The AP-GfK poll found widespread disapproval of Obama’s predecessor, President George W. Bush.
Sixty-one percent believe Bush will go down in history as a below average or poor president, including 31 percent of Republicans. Just 32 percent of Republicans say he will be remembered as above average.
Indeed, when asked why she believed Obama was likely to succeed, Lauri Raleigh, 48, of Hanover, Pa., replied, “Because he’s not Bush.”
Raleigh, a teacher and mother of three, said Obama “brings a different set of values, a different viewpoint to Washington, to the White House in particular, that we haven’t been there in the last eight years. His openness to other ideas, his willingness to take advice from other people is something that I think has been lacking in the presidency.”
The poll found solid support for Obama’s economic recovery plan, which he is crafting with congressional leaders and which is now projected to cost $825 billion. Fifty-five percent said they supported the plan, and 58 percent said they believed it would bring significant improvements to the economy.

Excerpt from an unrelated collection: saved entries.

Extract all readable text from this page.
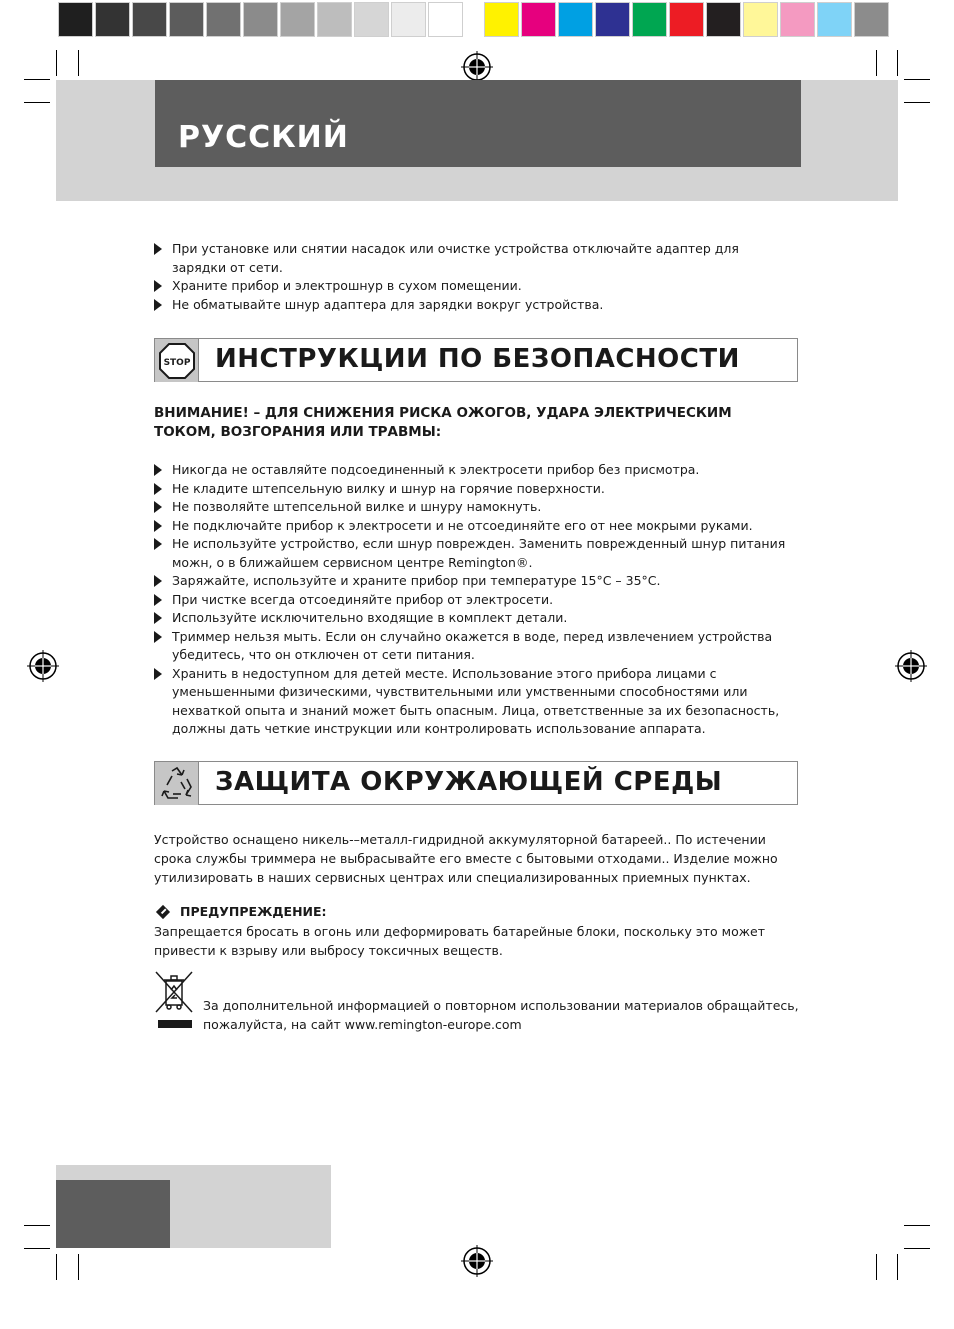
РУССКИЙ
При установке или снятии насадок или очистке устройства отключайте адаптер для зарядки от сети.
Храните прибор и электрошнур в сухом помещении.
Не обматывайте шнур адаптера для зарядки вокруг устройства.
STOP ИНСТРУКЦИИ ПО БЕЗОПАСНОСТИ
ВНИМАНИЕ! – ДЛЯ СНИЖЕНИЯ РИСКА ОЖОГОВ, УДАРА ЭЛЕКТРИЧЕСКИМ ТОКОМ, ВОЗГОРАНИЯ ИЛИ ТРАВМЫ:
Никогда не оставляйте подсоединенный к электросети прибор без присмотра.
Не кладите штепсельную вилку и шнур на горячие поверхности.
Не позволяйте штепсельной вилке и шнуру намокнуть.
Не подключайте прибор к электросети и не отсоединяйте его от нее мокрыми руками.
Не используйте устройство, если шнур поврежден. Заменить поврежденный шнур питания можн, о в ближайшем сервисном центре Remington®.
Заряжайте, используйте и храните прибор при температуре 15°C – 35°C.
При чистке всегда отсоединяйте прибор от электросети.
Используйте исключительно входящие в комплект детали.
Триммер нельзя мыть. Если он случайно окажется в воде, перед извлечением устройства убедитесь, что он отключен от сети питания.
Хранить в недоступном для детей месте. Использование этого прибора лицами с уменьшенными физическими, чувствительными или умственными способностями или нехваткой опыта и знаний может быть опасным. Лица, ответственные за их безопасность, должны дать четкие инструкции или контролировать использование аппарата.
ЗАЩИТА ОКРУЖАЮЩЕЙ СРЕДЫ

Устройство оснащено никель-–металл-гидридной аккумуляторной батареей.. По истечении срока службы триммера не выбрасывайте его вместе с бытовыми отходами.. Изделие можно утилизировать в наших сервисных центрах или специализированных приемных пунктах.

ПРЕДУПРЕЖДЕНИЕ:

Запрещается бросать в огонь или деформировать батарейные блоки, поскольку это может привести к взрыву или выбросу токсичных веществ.

За дополнительной информацией о повторном использовании материалов обращайтесь, пожалуйста, на сайт www.remington-europe.com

Respondents did express concerns about the federal deficit, which is already projected to top $1 trillion even before the stimulus plan is enacted.
Still, 48 percent said it was important to stimulate the economy even if meant an increase in the deficit while 44 percent said it was more important to cut spending and trim the deficit.
Dawn Timmons, 39, a homemaker from Wallace, S.C., said she opposed Obama’s stimulus plan.
“We can’t afford to lose money, spending left and right,” she said, noting that she found Obama “a little cocky.”
She added, “We already got a lot of debt. The debt is just going to get worse if he just keeps spending money.”
The poll found 69 percent approve of the way Obama has handled his transition to the presidency. That’s down slightly from 73 percent last month, before Illinois Gov. Rod Blagojevich was arrested on federal charges of trying to barter Obama’s open Senate seat for personal gain.
Still, the poll found approval of Obama’s transition remained strong and remarkably broad despite the Blagojevich controversy and other, smaller snags. Fully 85 percent of Democrats approve of the transition, along with 63 percent of independents and 48 percent of Republicans.
Darlene Clark, a 51-year old homemaker from Farmington, Mich., voted for Republican John McCain in November but has little but praise for Obama now.
“He’s very charismatic, got good leadership qualities,” Clark said. “Obviously, he’s a really smart person and I think he will try his best to do what he thinks is best for the country.”
The AP-GfK poll was conducted Jan. 9-14 and involved landline and cell phone interviews with 1,001 randomly chosen adults. The margin of sampling error was plus or minus 3.1 percentage points.